SELANJUTNYA BAGAIMANA?

54 5 1
                                    

"Kalau gue suka sama satu bunga, bukan berarti gue harus memetiknya sekarang juga, kan?"

-Zahdan Adyatama Virendra.

"Kenapa nggak jadi mukul gue?" Tanya Zahdan setelah 10 menit saling diam. Dua laki-laki yang bersahabat itu duduk beriringan menghadap lapangan basket yang kosong.

"Kamu sendiri, kenapa tidak jujur kalau menyukai Kala? Kenapa tidak bicara?" ucap Arkhi bertanya balik. Amarah Arkhi memang sudah mereda, tapi tidak dengan ribuan pertanyaan yang masih saja berisik memenuhi kepalanya.

Zahdan menghembuskan nafasnya berat. Laki-laki yang duduk dengan siku berpangku pada lututnya itu berusaha menjadi dewasa kali ini, "Kalau gue suka sama satu bunga, bukan berarti gue harus petik bunga itu sekarang, kan?"

Arkhi diam. Laki-laki yang separuh hidupnya dipenuhi angka dan logika itu mencoba menelaah ucapan Zahdan. "Apa hubungannya dengan petik bunga?" Tanyanya.

Zahdan menoleh, begitu lekat matanya menatap sahabatnya itu, "Gue normal, Ar. Diumur segini, wajar kalau gue suka sama cewek. Tapi seperti yang lo tau, agama kita ngelarang buat kita menjalin hubungan tanpa arah yang jelas, kan?"

"Saya jelas, saya ingin membawa Kala sampai halal." Pungkas Arkhi tanpa menoleh.

Mata Zahdan menyipit seiring garis bibirnya yang melengkung membentuk senyuman, "Kapan?" Tanya Zahdan.

"Untuk sekarang mungkin belum, tapi nanti kalau saya sudah lulus dan siap untuk bertanggungjawab sepenuhnya." Jawab Arkhi penuh keyakinan.

Zahdan menyeringai, "Yakin?"

Arkhi menatap Zahdan dengan sorot penuh rasa tidak percaya. Dengan alasan apa Zahdan meragukan keyakinannya? Yang bahkan Arkhi sendiri tidak memiliki satu alasan pun untuk meragukan itu. "Yakin." ucapnya penuh penekanan.

"Gimana kalau ternyata yang Allah tulis sebagai takdir lo itu ternyata bukan dia? Gimana kalau ternyata perasaan kayak gini datang cuman buat menguji masa muda kita?"
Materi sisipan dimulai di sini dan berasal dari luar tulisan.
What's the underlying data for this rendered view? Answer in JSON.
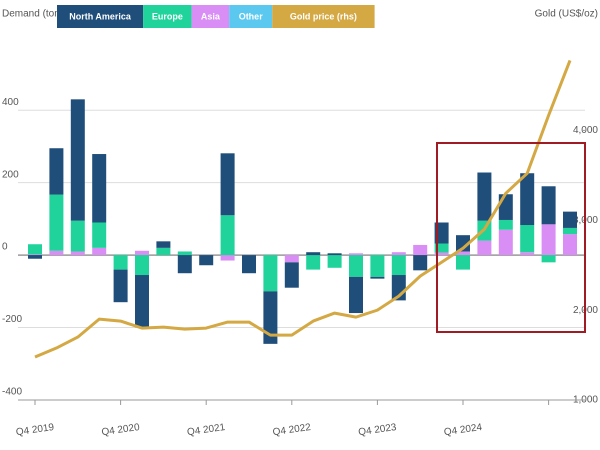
{
  "chart_data": {
    "type": "bar",
    "stacked": true,
    "ylabel": "Demand (tonnes)",
    "y2label": "Gold (US$/oz)",
    "categories": [
      "Q4 2019",
      null,
      null,
      null,
      "Q4 2020",
      null,
      null,
      null,
      "Q4 2021",
      null,
      null,
      null,
      "Q4 2022",
      null,
      null,
      null,
      "Q4 2023",
      null,
      null,
      null,
      "Q4 2024",
      null,
      null,
      null,
      null,
      null
    ],
    "ylim": [
      -400,
      580
    ],
    "yticks": [
      -400,
      -200,
      0,
      200,
      400
    ],
    "y2lim": [
      1000,
      4950
    ],
    "y2ticks": [
      {
        "value": 1000,
        "label": "1,000"
      },
      {
        "value": 2000,
        "label": "2,000"
      },
      {
        "value": 3000,
        "label": "3,000"
      },
      {
        "value": 4000,
        "label": "4,000"
      }
    ],
    "grid": true,
    "legend": "top",
    "series": [
      {
        "name": "North America",
        "color": "#1f4e7a",
        "values": [
          -10,
          128,
          335,
          189,
          -90,
          -145,
          18,
          -50,
          -28,
          171,
          -50,
          -145,
          -70,
          8,
          5,
          -100,
          -5,
          -70,
          -42,
          58,
          45,
          133,
          71,
          143,
          105,
          45
        ]
      },
      {
        "name": "Europe",
        "color": "#1fd39a",
        "values": [
          28,
          155,
          85,
          70,
          -40,
          -55,
          20,
          10,
          0,
          110,
          0,
          -100,
          0,
          -40,
          -35,
          -60,
          -60,
          -55,
          0,
          25,
          -40,
          55,
          27,
          75,
          -20,
          17
        ]
      },
      {
        "name": "Asia",
        "color": "#d98ef5",
        "values": [
          2,
          12,
          10,
          20,
          0,
          12,
          0,
          0,
          0,
          -15,
          0,
          0,
          -20,
          0,
          0,
          5,
          0,
          8,
          28,
          7,
          10,
          40,
          70,
          8,
          85,
          58
        ]
      },
      {
        "name": "Other",
        "color": "#5bc8f0",
        "values": [
          0,
          0,
          0,
          0,
          0,
          0,
          0,
          0,
          0,
          0,
          0,
          0,
          0,
          0,
          0,
          0,
          0,
          0,
          0,
          0,
          0,
          0,
          0,
          0,
          0,
          0
        ]
      },
      {
        "name": "Gold price (rhs)",
        "color": "#d4a843",
        "type": "line",
        "axis": "y2",
        "values": [
          1478,
          1578,
          1700,
          1900,
          1878,
          1800,
          1811,
          1789,
          1800,
          1867,
          1867,
          1722,
          1722,
          1878,
          1967,
          1922,
          2000,
          2156,
          2378,
          2533,
          2689,
          2900,
          3300,
          3522,
          4167,
          4778
        ]
      }
    ]
  }
}
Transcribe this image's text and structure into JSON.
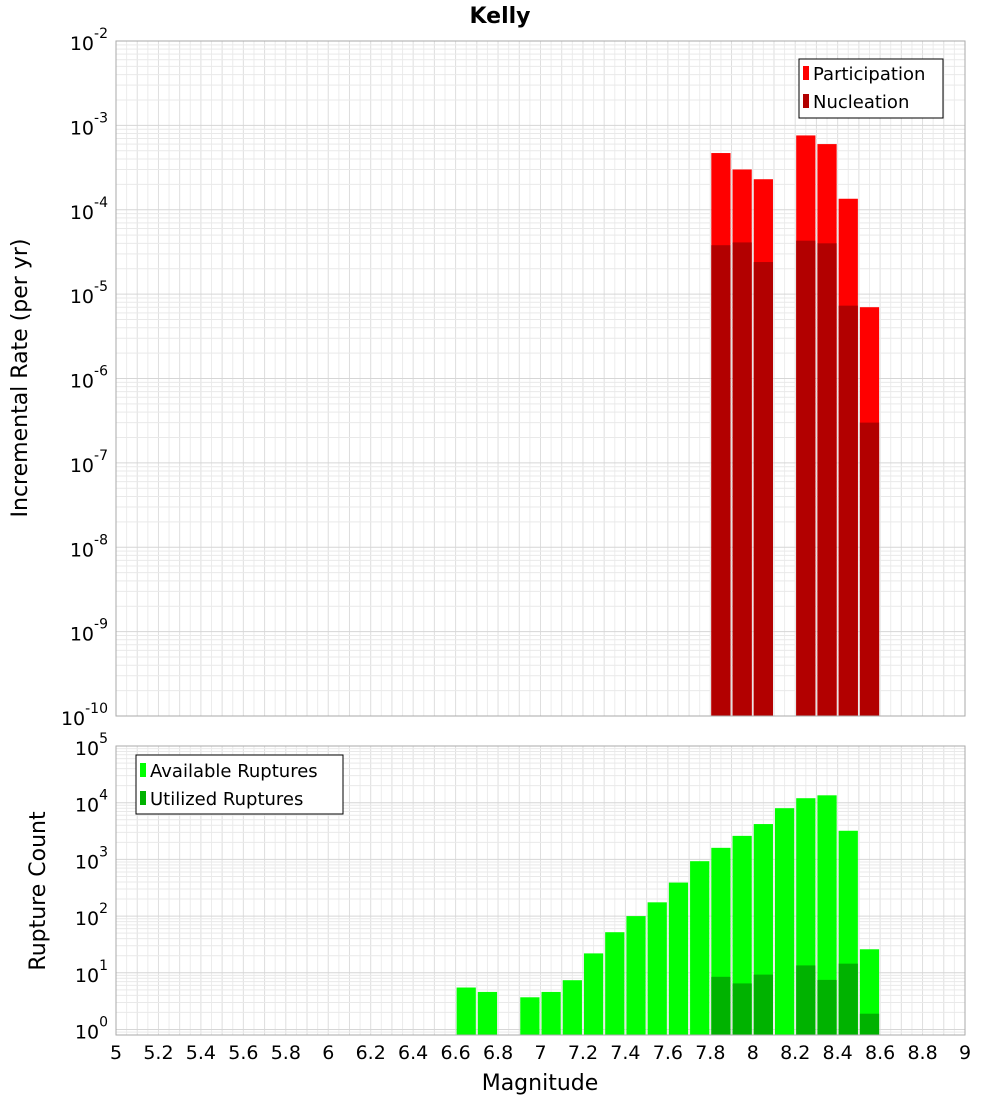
{
  "chart_data": [
    {
      "type": "bar",
      "title": "Kelly",
      "xlabel": "",
      "ylabel": "Incremental Rate (per yr)",
      "yscale": "log",
      "ylim": [
        1e-10,
        0.01
      ],
      "xlim": [
        5,
        9
      ],
      "y_tick_exponents": [
        -10,
        -9,
        -8,
        -7,
        -6,
        -5,
        -4,
        -3,
        -2
      ],
      "legend_position": "top-right",
      "series": [
        {
          "name": "Participation",
          "color": "#ff0000",
          "x": [
            7.85,
            7.95,
            8.05,
            8.25,
            8.35,
            8.45,
            8.55
          ],
          "values": [
            0.00047,
            0.0003,
            0.00023,
            0.00076,
            0.0006,
            0.000135,
            7e-06
          ]
        },
        {
          "name": "Nucleation",
          "color": "#b20000",
          "x": [
            7.85,
            7.95,
            8.05,
            8.25,
            8.35,
            8.45,
            8.55
          ],
          "values": [
            3.8e-05,
            4.1e-05,
            2.4e-05,
            4.3e-05,
            4e-05,
            7.3e-06,
            3e-07
          ]
        }
      ]
    },
    {
      "type": "bar",
      "title": "",
      "xlabel": "Magnitude",
      "ylabel": "Rupture Count",
      "yscale": "log",
      "ylim": [
        0.8,
        100000.0
      ],
      "xlim": [
        5,
        9
      ],
      "y_tick_exponents": [
        0,
        1,
        2,
        3,
        4,
        5
      ],
      "x_tick_labels": [
        "5",
        "5.2",
        "5.4",
        "5.6",
        "5.8",
        "6",
        "6.2",
        "6.4",
        "6.6",
        "6.8",
        "7",
        "7.2",
        "7.4",
        "7.6",
        "7.8",
        "8",
        "8.2",
        "8.4",
        "8.6",
        "8.8",
        "9"
      ],
      "legend_position": "top-left",
      "series": [
        {
          "name": "Available Ruptures",
          "color": "#00ff00",
          "x": [
            6.65,
            6.75,
            6.95,
            7.05,
            7.15,
            7.25,
            7.35,
            7.45,
            7.55,
            7.65,
            7.75,
            7.85,
            7.95,
            8.05,
            8.15,
            8.25,
            8.35,
            8.45,
            8.55
          ],
          "values": [
            5.5,
            4.6,
            3.7,
            4.6,
            7.4,
            22,
            52,
            100,
            175,
            390,
            930,
            1600,
            2600,
            4200,
            8000,
            12000,
            13500,
            3200,
            26
          ]
        },
        {
          "name": "Utilized Ruptures",
          "color": "#00b200",
          "x": [
            7.85,
            7.95,
            8.05,
            8.25,
            8.35,
            8.45,
            8.55
          ],
          "values": [
            8.5,
            6.5,
            9.3,
            13.5,
            7.5,
            14.5,
            1.9
          ]
        }
      ]
    }
  ]
}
Pertanyaan Zahdan itu seketika membuat Arkhi terdiam. Tidak mungkin ia menjawab menggunakan logikanya, sekalipun ia bisa mematahkan anggapan Zahdan dengan keseriusannya. Tapi Arkhi tidak ingin mendahului takdir.

"Gue nggak maksa lo buat balik jadi Arkhi yang gue kenal dulu. Apapun yang jadi keputusan lo, gue tetep sahabat lo."

Setelah mengucapkan kalimat itu, Zahdan pun berdiri. Ia berniat untuk segera beranjak dari tempat yang atmosfernya semakin dingin itu. Sungguh, ia takut emosi Arkhi akan memuncak lagi. Bukan soal nyali, tapi persahabatan mereka yang lebih berarti.

"Adan!" Teriak Arkhi seraya berdiri dan memutar badannya ke arah Zahdan pergi. "Kalau waktunya sudah tepat, itu berarti kamu akan memetik bunga itu?"

Zahdan menoleh, "Tergantung, kalau emang bunga itu bukan takdir gue, dia nggak bakal jadi milik gue juga." Usai menjawab pertanyaan itu, Zahdan melanjutkan langkahnya.

"Adan!" Panggil Arkhi lagi.

Kedua pundak Zahdan merosot seiring nafasnya yang berhembus berat, "Apa lagi?"

"Kenapa kamu tadi tidak balik memukul saya?" sambungnya.

Zahdan tersenyum hambar, "Cita-cita gue jadi arsitek, dan arsitek harus bisa rendah hati dan sabar biar bisa memahami manusia, bangunan, dan fenomena disekitarnya. Kalau ngadepin lo aja gue nggak bisa sabar, gimana gue mau berhadapan sama klien di masa depan?"

Arkhi mengangguk setuju, "Terimakasih," katanya.

"Buat?"

"Saya tidak tahu, tapi rasanya saya harus berterimakasih untuk banyak hal."